The Republic of Ireland could face a return to the EU Court of Justice over European Commission concerns relating to a Galway-based wind farm.
The EU commission has confirmed that it is seeking to bring the action over Ireland’s failure to undertake an environmental impact assessment at the Derrybrien wind farm, County Galway.
The wind farm was hit by a significant landslide back in 2003.
The EU Commission confirmed that they believe the landslide to have been caused by Derrybrien’s construction and the “removal of large areas of forest and extraction of peat”.
The commission also confirmed that they are seeking EU Court of Justice to impose a minimum lump sum payment of £1.5million as well as over £10,000 in daily penalty payments.
The EU Commission said in a statement: “The scale of the development and its sensitive moorland hilltop location means that its operation continues to have an impact locally.
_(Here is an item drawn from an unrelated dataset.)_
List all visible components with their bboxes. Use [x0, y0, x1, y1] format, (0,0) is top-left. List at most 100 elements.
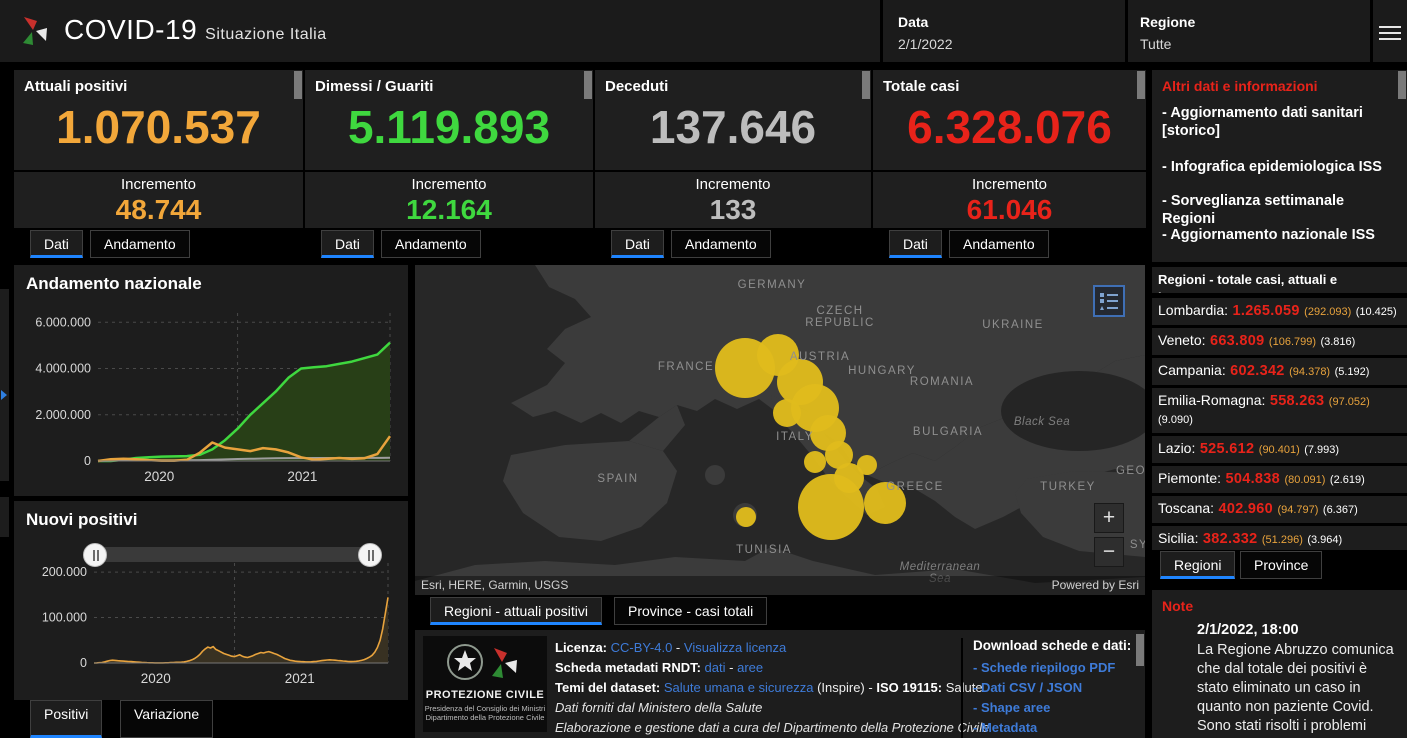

The site could still benefit from mitigation and remediation measures, but these can only be identified after an environmental impact assessment has been done. Ireland must, therefore, ensure that this happens.
“The Court of Justice of the EU ruled on 3 July 2008, amongst others, that Ireland had failed to carry out an environmental impact assessment for the 70 turbine wind farm – the largest in Ireland, and, at the time of judgment, one of the largest in the EU.
“Its construction required the removal of large areas of forest and extraction of peat up to 5.5 metres deep on the top of the Cashlaundrumlahan Mountain, causing a 2km environmentally devastating landslide in October 2003.”